PARIS, the second son of Priam and Hecuba; was exposed on Mount Ida at his birth; brought up by a shepherd; distinguished himself by his prowess, by which his parentage was revealed; married OENONE (q. v.); appealed to to decide to whom the “apple of discord” belonged, gave it to Aphrodite in preference to her two rivals Hera and Athena; was promised in return that he should receive the most beautiful woman in the world to wife, Helen of Sparta, whom he carried off to Greece, and which led to the TROJAN WAR (q. v.); slew Achilles, and was mortally wounded by the poisoned arrows of Hercules.
PARIS, MATTHEW, English chronicler; a Benedictine monk of St. Albans; author of “Chronica Majora,” which contains a history written in Latin of England from the Conquest to the year in which he died (1195-1259).

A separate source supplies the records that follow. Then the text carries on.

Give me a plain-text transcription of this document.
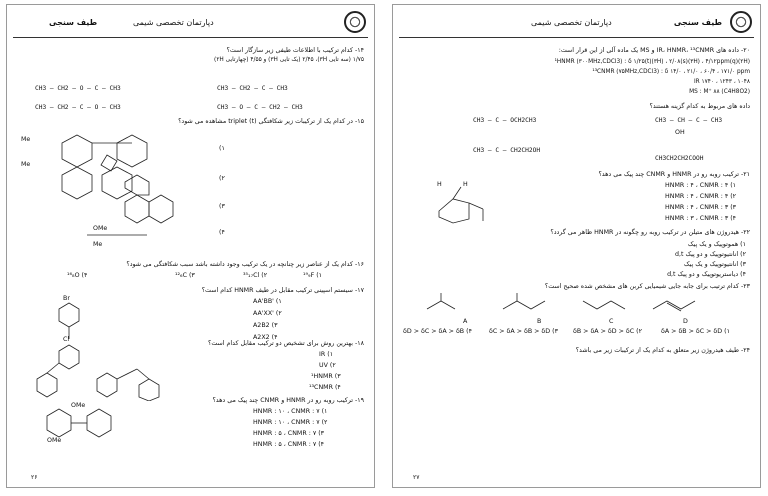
طیف سنجی	دپارتمان تخصصی شیمی
۱۴- کدام ترکیب با اطلاعات طیفی زیر سازگار است؟
۱/۷۵ (سه تایی ۳H)، ۲/۴۵ (یک تایی ۳H) و ۴/۵۵ (چهارتایی ۲H)
CH3 – CH2 – C – CH3
CH3 – CH2 – O – C – CH3
CH3 – O – C – CH2 – CH3
CH3 – CH2 – C – O – CH3
۱۵- در کدام یک از ترکیبات زیر شکافتگی (t) triplet مشاهده می شود؟
(۱
(۲
(۳
(۴
Me
Me
OMe
Me
۱۶- کدام یک از عناصر زیر چنانچه در یک ترکیب وجود داشته باشد سبب شکافتگی می شود؟
¹⁹₉F (۱
³⁵₁₇Cl (۲
¹²₆C (۳
¹⁶₈O (۴
۱۷- سیستم اسپینی ترکیب مقابل در طیف HNMR کدام است؟
AA'BB' (۱
AA'XX' (۲
A2B2 (۳
A2X2 (۴
Br
Cl
۱۸- بهترین روش برای تشخیص دو ترکیب مقابل کدام است؟
IR (۱
UV (۲
¹HNMR (۳
¹³CNMR (۴
۱۹- ترکیب روبه رو در HNMR و CNMR چند پیک می دهد؟
HNMR : ۱۰ ، CNMR : ۷ (۱
HNMR : ۱۰ ، CNMR : ۷ (۲
HNMR : ۵ ، CNMR : ۷ (۳
HNMR : ۵ ، CNMR : ۷ (۴
OMe
OMe
۲۶
طیف سنجی
دپارتمان تخصصی شیمی
۲۰- داده های IR، HNMR، ¹³CNMR و MS یک ماده آلی از این قرار است:
¹HNMR (۳۰۰MHz,CDCl3) : δ ۱/۲۵(t)(۳H) ، ۲/۰۸(s)(۳H) ، ۴/۱۲ppm(q)(۲H)
¹³CNMR (۷۵MHz,CDCl3) : δ ۱۴/۰ ، ۲۱/۰ ، ۶۰/۴ ، ۱۷۱/۰ ppm
IR ۱۷۴۰ ، ۱۲۴۳ ، ۱۰۴۸
MS : M⁺ ۸۸ (C4H8O2)
داده های مربوط به کدام گزینه هستند؟
CH3 – C – OCH2CH3	CH3 – CH – C – CH3
OH
CH3 – C – CH2CH2OH
CH3CH2CH2COOH
۲۱- ترکیب روبه رو در HNMR و CNMR چند پیک می دهد؟
H	H	HNMR : ۴ ، CNMR : ۴ (۱
HNMR : ۴ ، CNMR : ۴ (۲
HNMR : ۴ ، CNMR : ۳ (۳
HNMR : ۳ ، CNMR : ۳ (۴
۲۲- هیدروژن های متیلن در ترکیب روبه رو چگونه در HNMR ظاهر می گردد؟
۱) هموتوپیک و یک پیک
۲) انانتیوتوپیک و دو پیک d,t
۳) انانتیوتوپیک و یک پیک
۴) دیاستریوتوپیک و دو پیک d,t
۲۳- کدام ترتیب برای جابه جایی شیمیایی کربن های مشخص شده صحیح است؟
A	B	C	D
δA > δB > δC > δD (۱
δB > δA > δD > δC (۲
δC > δA > δB > δD (۳
δD > δC > δA > δB (۴
۲۴- طیف هیدروژن زیر متعلق به کدام یک از ترکیبات زیر می باشد؟
۲۷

PARK, MUNGO, African traveller, born at Foulshiels, near Selkirk; was apprenticed to a surgeon, and studied medicine at Edinburgh; 1791-93 he spent in a voyage to Sumatra, and in 1795 went for the first time to Africa under the auspices of the African Association of London; starting from the Gambia he penetrated eastward to the Niger, then westward to Kamalia, where illness seized him; conveyed to his starting-point by a slave-trader, he returned to England and published “Travels in the Interior of Africa,” 1799; he married and settled to practice at Peebles, but he was not happy till in 1805 he set out for Africa again at Government expense; starting from Pisania he reached the Niger, and sending back his journals attempted to descend the river in a canoe, but, attacked by natives, the canoe overturned; and he and his companions were drowned (1771-1805).
PARKER, JOHN HENRY, archaeologist and writer on architecture; originally a London publisher, his chief work the “Archaeology of Rome,” in nine vols., a subject to which he devoted much study (1800-1884).
PARKER, JOSEPH, an eminent Nonconformist divine, born in Hexham; minister of the City Temple; a vigorous and popular preacher, and the author of numerous works bearing upon biblical theology and the defence of it; his magnum opus is the “People’s Bible,” of which 25 vols. are already complete; b. 1830.
PARKER, MATTHEW, archbishop of Canterbury, born at Norwich; was a Fellow of Cambridge; embraced the Protestant doctrines; became Master of Corpus Christi College, Oxford; was chaplain to Anne Boleyn, and made Dean of Ely by Edward VI.; was deprived of his offices under Mary, but made Primate under Elizabeth, and the Bishop’s Bible was translated and issued under his auspices (1504-1575).